Safari 4, which Apple released Tuesday as a public beta, scored just slightly higher than Chrome 2.0.164.0, a developer-only build of Google’s browser that was issued only last week. The difference, however, was minute: Google was only about 7 per cent faster. Although Chrome and Safari are both built around the same open-source WebKit engine, they use different JavaScript engines. The former features Google’s own V8 engine, while Safari 4 relies on Apple’s new Nitro.
That new engine was most in evidence when Safari 4’s scores are compared to those of Safari 3.2.2, the current shipping version on Windows: The beta of Safari 4 was about 3.7 times faster.
Safari 4 also proved faster than the newest Firefox, a nightly build in the run-up to Firefox 3.1, although at just 38 per cent faster its edge was much smaller.
It easily beat Firefox 3.0.6, Mozilla’s production browser, and IE8 Release Candidate 1 (RC1), Microsoft’s latest public release of its still-under-construction successor to the three-year-old IE7. According to SunSpider’s tests, Safari 4 is nearly 3.5 times faster than Firefox and about 5.6 times faster than IE8.
When IE7 is brought into the picture, Safari 4 looks lightning-quick: Apple’s browser is more than 76 times faster at completing the JavaScript tests than Microsoft’s.
Most browser makers have been aggressively promoting improved JavaScript performance for months.
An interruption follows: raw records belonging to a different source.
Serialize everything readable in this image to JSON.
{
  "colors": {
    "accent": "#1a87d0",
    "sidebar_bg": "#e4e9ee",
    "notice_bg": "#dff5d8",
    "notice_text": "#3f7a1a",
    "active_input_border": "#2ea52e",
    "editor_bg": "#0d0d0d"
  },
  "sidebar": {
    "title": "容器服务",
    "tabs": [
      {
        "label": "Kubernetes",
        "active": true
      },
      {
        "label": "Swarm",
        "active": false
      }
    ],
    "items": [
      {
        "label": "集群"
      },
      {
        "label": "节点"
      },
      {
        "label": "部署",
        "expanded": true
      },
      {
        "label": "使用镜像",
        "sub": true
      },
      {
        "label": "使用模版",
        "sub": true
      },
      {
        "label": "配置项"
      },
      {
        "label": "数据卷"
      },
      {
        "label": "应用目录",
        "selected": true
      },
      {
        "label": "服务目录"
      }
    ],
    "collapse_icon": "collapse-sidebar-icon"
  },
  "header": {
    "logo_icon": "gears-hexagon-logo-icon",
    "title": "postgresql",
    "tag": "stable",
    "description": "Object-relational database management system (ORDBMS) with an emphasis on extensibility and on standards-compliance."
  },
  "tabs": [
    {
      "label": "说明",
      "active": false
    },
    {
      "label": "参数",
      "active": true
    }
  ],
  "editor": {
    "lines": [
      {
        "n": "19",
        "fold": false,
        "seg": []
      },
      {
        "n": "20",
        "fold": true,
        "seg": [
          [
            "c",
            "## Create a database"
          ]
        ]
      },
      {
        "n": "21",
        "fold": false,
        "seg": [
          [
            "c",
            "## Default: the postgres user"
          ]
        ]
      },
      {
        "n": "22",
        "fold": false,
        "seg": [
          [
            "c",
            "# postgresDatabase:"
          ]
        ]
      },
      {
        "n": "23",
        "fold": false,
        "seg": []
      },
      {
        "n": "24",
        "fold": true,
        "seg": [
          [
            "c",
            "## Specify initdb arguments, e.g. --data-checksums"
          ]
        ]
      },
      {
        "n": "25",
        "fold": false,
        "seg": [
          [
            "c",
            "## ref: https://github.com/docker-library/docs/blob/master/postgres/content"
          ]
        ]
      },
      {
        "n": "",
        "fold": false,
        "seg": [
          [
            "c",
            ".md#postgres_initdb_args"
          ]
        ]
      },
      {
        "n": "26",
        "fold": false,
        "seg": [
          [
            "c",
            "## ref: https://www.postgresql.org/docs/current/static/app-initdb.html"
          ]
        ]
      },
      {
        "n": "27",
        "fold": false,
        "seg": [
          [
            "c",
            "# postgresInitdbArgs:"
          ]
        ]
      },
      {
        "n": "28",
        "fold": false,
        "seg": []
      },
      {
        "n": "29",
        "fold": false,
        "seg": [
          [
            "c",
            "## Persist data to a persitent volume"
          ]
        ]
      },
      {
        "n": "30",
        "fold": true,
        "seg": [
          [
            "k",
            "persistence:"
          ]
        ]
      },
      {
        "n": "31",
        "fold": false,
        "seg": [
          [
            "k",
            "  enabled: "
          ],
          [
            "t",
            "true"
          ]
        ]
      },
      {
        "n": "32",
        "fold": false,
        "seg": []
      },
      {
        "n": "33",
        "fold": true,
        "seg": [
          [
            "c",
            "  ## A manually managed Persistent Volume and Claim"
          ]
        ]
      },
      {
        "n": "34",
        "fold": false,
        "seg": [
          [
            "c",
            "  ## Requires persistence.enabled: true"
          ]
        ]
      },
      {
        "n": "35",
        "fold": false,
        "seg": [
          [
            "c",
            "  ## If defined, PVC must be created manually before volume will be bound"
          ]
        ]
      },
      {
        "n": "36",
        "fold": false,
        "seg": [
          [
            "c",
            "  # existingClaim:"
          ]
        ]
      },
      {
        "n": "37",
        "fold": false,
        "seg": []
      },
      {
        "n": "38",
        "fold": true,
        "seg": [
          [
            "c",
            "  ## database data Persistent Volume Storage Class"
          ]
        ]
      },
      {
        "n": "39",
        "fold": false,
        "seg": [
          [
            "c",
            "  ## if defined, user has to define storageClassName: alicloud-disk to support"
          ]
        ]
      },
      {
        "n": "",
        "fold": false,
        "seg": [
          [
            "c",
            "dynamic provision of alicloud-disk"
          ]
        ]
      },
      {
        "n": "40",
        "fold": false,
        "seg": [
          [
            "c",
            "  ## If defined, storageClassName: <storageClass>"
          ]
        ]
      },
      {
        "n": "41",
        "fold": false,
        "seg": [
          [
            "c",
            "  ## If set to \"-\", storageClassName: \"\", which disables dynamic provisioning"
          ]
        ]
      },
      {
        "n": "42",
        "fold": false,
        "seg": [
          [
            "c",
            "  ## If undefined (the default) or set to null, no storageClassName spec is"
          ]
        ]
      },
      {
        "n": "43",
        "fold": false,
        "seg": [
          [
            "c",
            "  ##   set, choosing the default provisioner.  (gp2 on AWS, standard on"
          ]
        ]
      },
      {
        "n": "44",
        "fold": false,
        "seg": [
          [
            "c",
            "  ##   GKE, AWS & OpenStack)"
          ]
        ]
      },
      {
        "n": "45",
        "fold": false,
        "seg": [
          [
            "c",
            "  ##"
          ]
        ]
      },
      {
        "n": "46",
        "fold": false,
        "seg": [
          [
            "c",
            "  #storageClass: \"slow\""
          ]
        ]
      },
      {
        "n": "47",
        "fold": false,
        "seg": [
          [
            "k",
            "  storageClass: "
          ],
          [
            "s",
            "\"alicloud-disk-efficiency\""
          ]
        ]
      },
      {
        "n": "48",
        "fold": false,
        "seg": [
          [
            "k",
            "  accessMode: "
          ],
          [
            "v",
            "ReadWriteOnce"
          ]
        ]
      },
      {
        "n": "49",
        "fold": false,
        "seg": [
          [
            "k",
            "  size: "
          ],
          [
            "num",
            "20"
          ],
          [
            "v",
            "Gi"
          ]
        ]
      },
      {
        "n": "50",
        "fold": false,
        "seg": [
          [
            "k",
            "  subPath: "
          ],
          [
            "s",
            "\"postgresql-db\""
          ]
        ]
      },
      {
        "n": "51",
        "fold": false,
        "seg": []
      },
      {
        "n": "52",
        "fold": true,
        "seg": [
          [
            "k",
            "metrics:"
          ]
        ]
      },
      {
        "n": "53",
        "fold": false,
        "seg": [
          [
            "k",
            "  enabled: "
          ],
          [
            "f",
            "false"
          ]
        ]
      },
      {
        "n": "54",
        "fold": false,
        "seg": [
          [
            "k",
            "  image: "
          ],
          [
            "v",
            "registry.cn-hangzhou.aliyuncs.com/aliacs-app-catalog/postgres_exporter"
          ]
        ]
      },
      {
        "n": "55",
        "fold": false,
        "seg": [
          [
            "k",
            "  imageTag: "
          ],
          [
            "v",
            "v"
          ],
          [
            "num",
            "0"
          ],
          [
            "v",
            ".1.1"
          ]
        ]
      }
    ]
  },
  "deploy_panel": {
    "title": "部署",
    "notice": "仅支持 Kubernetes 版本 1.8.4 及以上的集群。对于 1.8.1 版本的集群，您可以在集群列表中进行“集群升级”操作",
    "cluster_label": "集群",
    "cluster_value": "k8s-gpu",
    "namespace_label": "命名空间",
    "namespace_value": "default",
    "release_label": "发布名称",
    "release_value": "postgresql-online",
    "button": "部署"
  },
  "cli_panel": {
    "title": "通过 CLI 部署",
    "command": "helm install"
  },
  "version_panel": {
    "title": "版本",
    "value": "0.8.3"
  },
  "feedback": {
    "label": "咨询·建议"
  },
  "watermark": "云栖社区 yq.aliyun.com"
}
Google, for example, bragged up Chrome’s when it debuted the browser last September , while Mozilla has been talking up Firefox 3.1’s TraceMonkey engine since August.
Microsoft, however, has disparaged the benchmark bragging as a “browser drag race” that it’s not interested in joining. Instead, senior product manager James Pratt has tried to steer the conversation away from JavaScript and toward a more subjective interpretation .
“We’re at the point, with what people do in the browser, that users can’t really tell the difference between browsers,” he has argued. “Beyond building a performance lab, which we’ve done, it’s very difficult to tell which browser is fastest. The reality is that for most users, they’ll all be comparable.”
On the Mac, where Safari doesn’t have to compete with Google — Chrome has yet to be ported to Apple’s operating system — the beta of version 4 is almost twice as fast as Firefox 3.1 Beta 2 and nearly four times faster than Firefox 3.0.6, according to SunSpider tests run on a 2.4GHz “unibody” MacBook.